Beyond the Boardroom: When Does Female Ownership Matter for Corporate Value in Family-Owned Firms?
Keywords:
Female ownership, Family firms, Female directors, corporate governance, Emerging markets, Firm value, Agency theory, Stewardship theory and Gender diversity and ThailandAbstract
Family-owned firms in emerging markets can endure a governance issue because of concentrated ownership and the agency problem between the controlling and the minority shareholders.
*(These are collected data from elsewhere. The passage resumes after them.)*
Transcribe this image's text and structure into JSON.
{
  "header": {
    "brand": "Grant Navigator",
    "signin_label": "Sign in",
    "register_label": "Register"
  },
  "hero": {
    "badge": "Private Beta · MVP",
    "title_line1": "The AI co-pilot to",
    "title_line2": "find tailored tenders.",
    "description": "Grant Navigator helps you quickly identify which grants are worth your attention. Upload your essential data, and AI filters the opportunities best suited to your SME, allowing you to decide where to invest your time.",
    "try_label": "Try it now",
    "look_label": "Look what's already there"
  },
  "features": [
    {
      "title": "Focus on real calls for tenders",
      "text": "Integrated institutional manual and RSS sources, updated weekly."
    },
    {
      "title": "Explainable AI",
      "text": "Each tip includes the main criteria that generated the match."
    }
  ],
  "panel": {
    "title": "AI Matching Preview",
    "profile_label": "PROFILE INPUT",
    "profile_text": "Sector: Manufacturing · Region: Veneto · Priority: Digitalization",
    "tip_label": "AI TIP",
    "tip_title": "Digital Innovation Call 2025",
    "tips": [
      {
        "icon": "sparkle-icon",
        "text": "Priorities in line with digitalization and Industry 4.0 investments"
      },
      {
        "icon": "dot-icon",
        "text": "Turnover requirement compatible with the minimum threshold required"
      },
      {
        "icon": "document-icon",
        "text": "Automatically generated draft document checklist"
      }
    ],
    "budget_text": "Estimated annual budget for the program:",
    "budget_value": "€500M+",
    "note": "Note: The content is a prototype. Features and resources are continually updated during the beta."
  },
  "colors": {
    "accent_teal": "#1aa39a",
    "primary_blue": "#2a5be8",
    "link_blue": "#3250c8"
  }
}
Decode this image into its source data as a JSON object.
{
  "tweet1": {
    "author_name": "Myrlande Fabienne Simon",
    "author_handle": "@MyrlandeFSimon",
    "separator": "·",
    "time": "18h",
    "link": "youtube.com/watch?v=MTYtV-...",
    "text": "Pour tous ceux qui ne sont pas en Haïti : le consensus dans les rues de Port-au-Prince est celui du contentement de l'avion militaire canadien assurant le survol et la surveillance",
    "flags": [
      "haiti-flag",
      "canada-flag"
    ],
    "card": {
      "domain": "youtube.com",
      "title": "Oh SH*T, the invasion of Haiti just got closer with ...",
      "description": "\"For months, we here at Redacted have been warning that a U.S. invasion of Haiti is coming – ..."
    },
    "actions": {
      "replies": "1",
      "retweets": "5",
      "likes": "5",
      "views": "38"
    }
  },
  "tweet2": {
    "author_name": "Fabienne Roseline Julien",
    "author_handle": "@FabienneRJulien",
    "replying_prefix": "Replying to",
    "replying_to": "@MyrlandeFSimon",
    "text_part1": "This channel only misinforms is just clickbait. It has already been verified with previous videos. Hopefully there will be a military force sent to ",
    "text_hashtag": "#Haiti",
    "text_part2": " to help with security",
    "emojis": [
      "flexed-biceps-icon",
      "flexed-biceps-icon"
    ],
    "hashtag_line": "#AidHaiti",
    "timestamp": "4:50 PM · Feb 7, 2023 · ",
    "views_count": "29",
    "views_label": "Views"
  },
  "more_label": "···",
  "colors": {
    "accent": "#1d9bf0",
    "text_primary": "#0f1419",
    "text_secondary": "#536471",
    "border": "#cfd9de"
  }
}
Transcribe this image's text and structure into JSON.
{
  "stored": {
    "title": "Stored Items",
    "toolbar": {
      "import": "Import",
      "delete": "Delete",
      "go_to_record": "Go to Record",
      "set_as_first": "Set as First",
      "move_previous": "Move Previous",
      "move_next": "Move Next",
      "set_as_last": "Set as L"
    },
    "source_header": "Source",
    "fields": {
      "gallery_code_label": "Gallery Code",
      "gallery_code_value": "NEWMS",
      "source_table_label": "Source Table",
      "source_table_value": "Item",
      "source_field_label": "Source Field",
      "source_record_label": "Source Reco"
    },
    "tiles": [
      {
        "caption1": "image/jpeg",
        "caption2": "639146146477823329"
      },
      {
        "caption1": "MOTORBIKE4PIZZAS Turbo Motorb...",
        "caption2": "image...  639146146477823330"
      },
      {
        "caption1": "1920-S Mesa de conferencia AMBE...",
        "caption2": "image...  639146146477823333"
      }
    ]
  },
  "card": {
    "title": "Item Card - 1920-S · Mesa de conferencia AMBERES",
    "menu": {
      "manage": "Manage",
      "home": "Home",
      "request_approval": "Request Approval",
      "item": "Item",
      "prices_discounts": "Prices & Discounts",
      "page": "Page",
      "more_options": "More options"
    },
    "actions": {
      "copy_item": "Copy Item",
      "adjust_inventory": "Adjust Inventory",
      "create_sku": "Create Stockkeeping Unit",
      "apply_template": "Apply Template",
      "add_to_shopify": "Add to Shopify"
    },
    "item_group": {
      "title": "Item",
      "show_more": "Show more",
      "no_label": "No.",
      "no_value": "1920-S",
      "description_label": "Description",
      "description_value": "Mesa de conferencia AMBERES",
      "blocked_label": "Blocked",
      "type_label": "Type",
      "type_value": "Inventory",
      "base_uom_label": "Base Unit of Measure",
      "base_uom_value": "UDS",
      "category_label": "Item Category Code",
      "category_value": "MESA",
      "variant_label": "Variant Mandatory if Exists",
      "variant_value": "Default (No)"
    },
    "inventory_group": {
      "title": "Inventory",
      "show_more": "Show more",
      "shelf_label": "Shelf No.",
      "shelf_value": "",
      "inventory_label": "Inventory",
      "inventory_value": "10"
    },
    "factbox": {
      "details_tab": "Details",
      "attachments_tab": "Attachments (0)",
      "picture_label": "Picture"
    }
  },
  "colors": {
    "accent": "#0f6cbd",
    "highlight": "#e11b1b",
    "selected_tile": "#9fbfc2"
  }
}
Although the gender dimensions of boardroom representation have received interest, the effect of female ownership as a unique system of governance has not been addressed adequately. The present study explores the role of ownership of women as a threshold to firm value in Thai-listed family-owned firms through the use of multiple regression-based explanations with reference to the theory of agency and the stewardship theory. Results revealed that a woman-owned firm value does not add independently unless the percentage of female’s ownership is above a critical point but that directors who are women remain positive contributors to the corporate valuation. Moreover, a combination of large female ownership and directorship proves a synergistic effect in canceling out the adverse effect of the family influence. These findings demonstrate why there should be significant gender representation beyond symbolic presence in an ownership structure. Practical implications of the study also offer policy and business executives the ability to create gender-neutral governance and sustainable firm performance in the emerging economies.